But it’s a song like “Rapstar” that so clearly points to Polo’s staying power, showcasing the different facets of songwriting that spell longevity. Polo admits he isn’t too surprised by its success—he wrote lines like “Only bitch I give a conversation to is Siri” as IG caption catnip, but that reverse-engineered virality is offset by genuinely affecting lines like “Thinking ’bout the old me, swear I miss you dearly.”

It’s a loaded line for someone still so young, on a song that quickly became his first No. 1 song on the Billboard Hot 100. Isn’t life, by all accounts, better now than then? With that line, he was “just thinking about when life was so simple,” he says. “Even though everybody tries to say they [won’t] change, we all change when we get this type of money or fame. And I ain’t saying necessarily in a bad way, but I could probably change some things that I do in my day-to-day that I said I would never do.”
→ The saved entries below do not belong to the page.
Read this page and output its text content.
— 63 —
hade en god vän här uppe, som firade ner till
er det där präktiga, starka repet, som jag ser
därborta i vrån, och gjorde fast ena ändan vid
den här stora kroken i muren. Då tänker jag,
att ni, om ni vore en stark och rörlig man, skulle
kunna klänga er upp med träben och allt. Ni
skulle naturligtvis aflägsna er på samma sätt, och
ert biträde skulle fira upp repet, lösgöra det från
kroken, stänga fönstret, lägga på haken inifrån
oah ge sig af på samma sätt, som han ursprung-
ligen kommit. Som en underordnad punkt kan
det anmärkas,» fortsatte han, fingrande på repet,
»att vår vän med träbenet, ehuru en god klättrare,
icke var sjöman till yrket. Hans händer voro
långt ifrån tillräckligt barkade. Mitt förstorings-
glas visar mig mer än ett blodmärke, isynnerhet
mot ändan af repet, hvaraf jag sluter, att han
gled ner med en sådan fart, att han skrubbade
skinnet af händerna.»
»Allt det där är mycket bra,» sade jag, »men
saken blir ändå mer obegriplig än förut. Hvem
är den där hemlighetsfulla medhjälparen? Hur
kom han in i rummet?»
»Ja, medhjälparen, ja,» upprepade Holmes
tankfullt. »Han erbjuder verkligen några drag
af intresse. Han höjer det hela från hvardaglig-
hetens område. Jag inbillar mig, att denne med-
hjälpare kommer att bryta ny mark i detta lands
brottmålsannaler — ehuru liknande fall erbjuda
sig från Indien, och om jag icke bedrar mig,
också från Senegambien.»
Polo’s music brings a frank openness to his mental health issues and struggles with anxiety, while still maintaining an edge. “In Chicago, we big on pain music—just saying real shit—like the artists like G Herbo,” Polo explains. “Coming from where I come from, you say some shit like ‘you [feel] insecure’ and somebody’s going to keep that in the back of their mind and try to play on that. So [you leave it] in the music, where now it’s in a space where you can be more relatable and other people could feel that too.”
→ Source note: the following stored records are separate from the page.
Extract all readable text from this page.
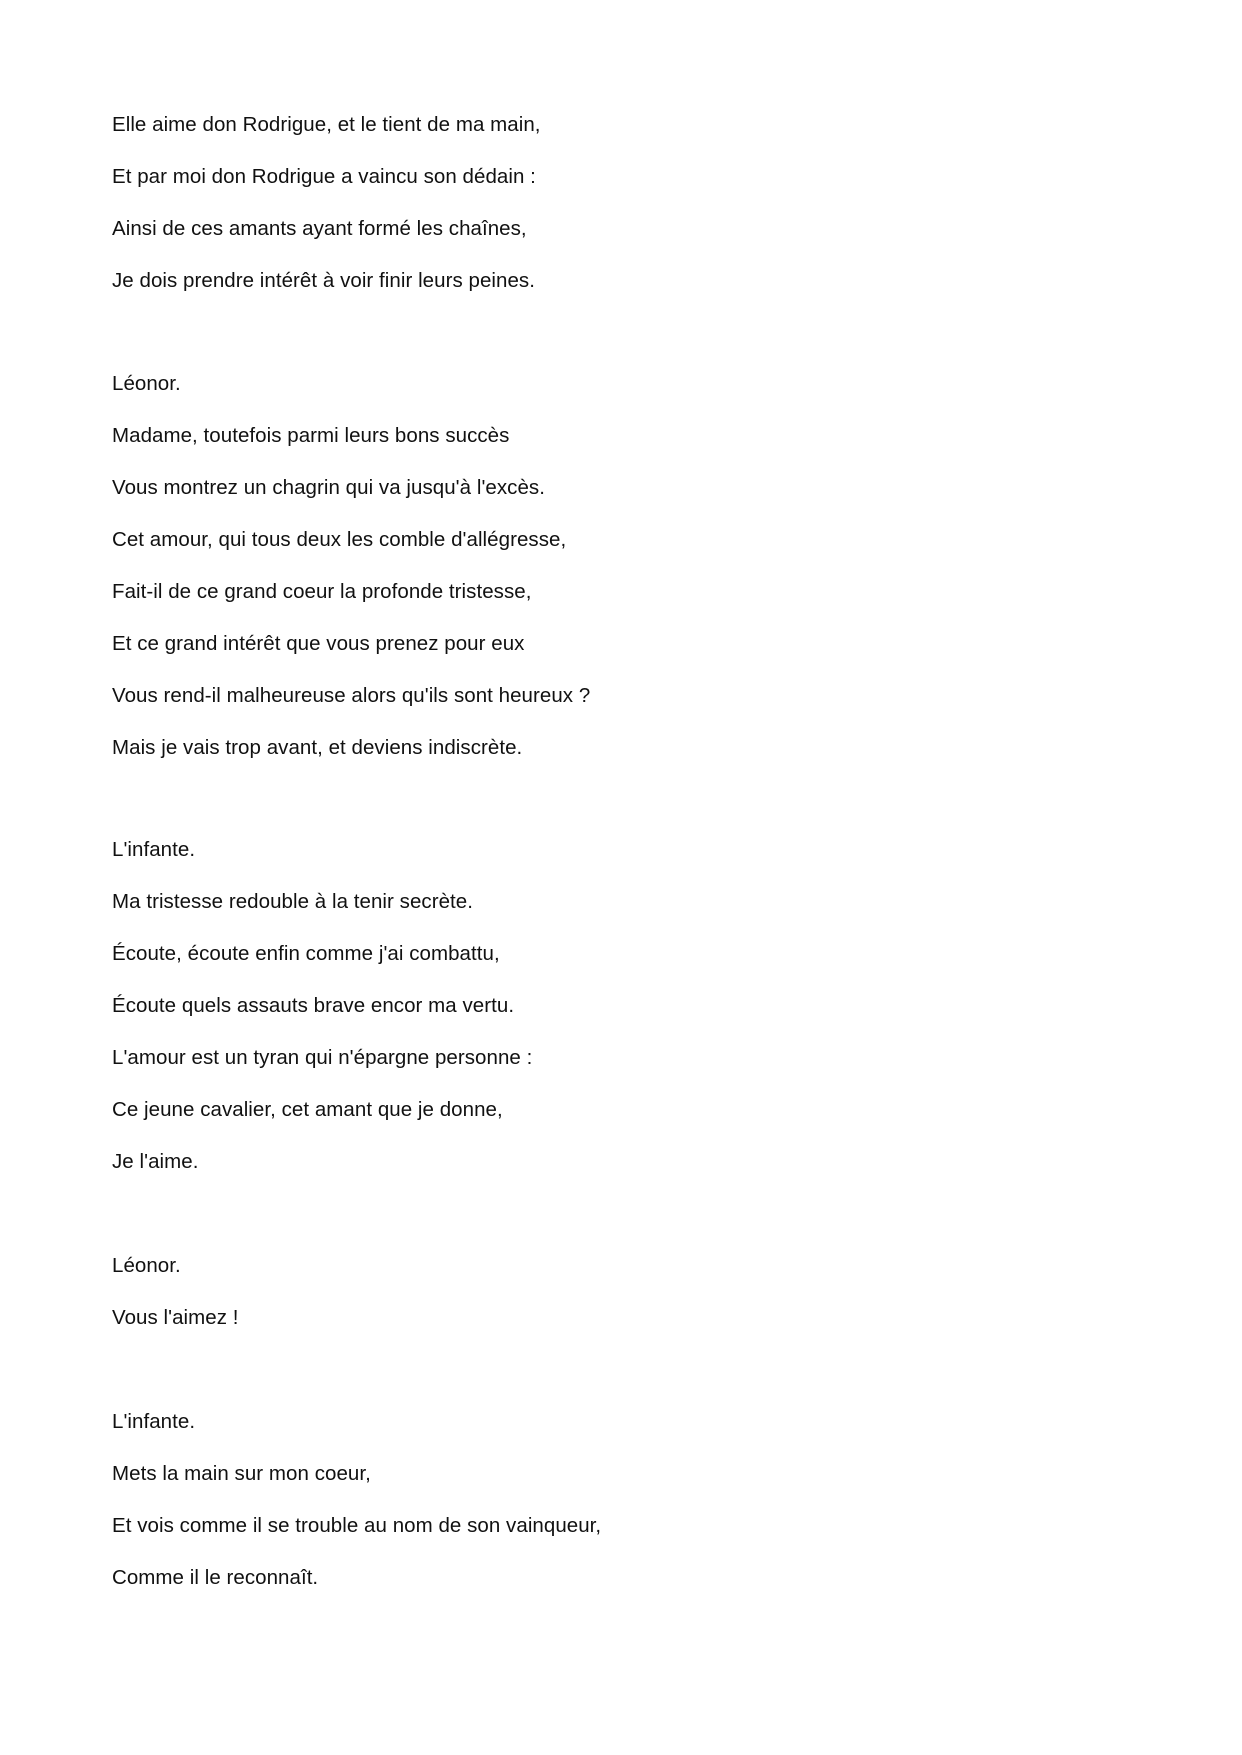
Elle aime don Rodrigue, et le tient de ma main,
Et par moi don Rodrigue a vaincu son dédain :
Ainsi de ces amants ayant formé les chaînes,
Je dois prendre intérêt à voir finir leurs peines.
Léonor.
Madame, toutefois parmi leurs bons succès
Vous montrez un chagrin qui va jusqu'à l'excès.
Cet amour, qui tous deux les comble d'allégresse,
Fait-il de ce grand coeur la profonde tristesse,
Et ce grand intérêt que vous prenez pour eux
Vous rend-il malheureuse alors qu'ils sont heureux ?
Mais je vais trop avant, et deviens indiscrète.
L'infante.
Ma tristesse redouble à la tenir secrète.
Écoute, écoute enfin comme j'ai combattu,
Écoute quels assauts brave encor ma vertu.
L'amour est un tyran qui n'épargne personne :
Ce jeune cavalier, cet amant que je donne,
Je l'aime.
Léonor.
Vous l'aimez !
L'infante.
Mets la main sur mon coeur,
Et vois comme il se trouble au nom de son vainqueur,
Comme il le reconnaît.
Still, Hall of Fame was designed to offer a respite from that content, which he felt dominated his previous releases. It’s the kind of album intended to thrill old fans but also be accessible and attractive to new ones, and even silence some naysayers. A track like “Bloody Canvas,” inspired by his dad and the rap he grew up on, becomes an ode to the storytelling rap that dominated the ’90s. Polo has only been in the game for four years, but he’s already been charting his victory lap. The album titles lay his ambitions out plainly: Die a Legend. GOAT. Hall of Fame. He’s in it for the long game. “I know the type of legacy I want to leave,” he says, “and where I wanna be at five years and ten years from now.”

But first, he’s taking a rare and well-deserved rest—at least for a minute. “I’m treating summer as an off-season,” he says, “just trying to get better.” And by the end of the year? He expects to be “about a quarter of the way done” with the next album. Championships await.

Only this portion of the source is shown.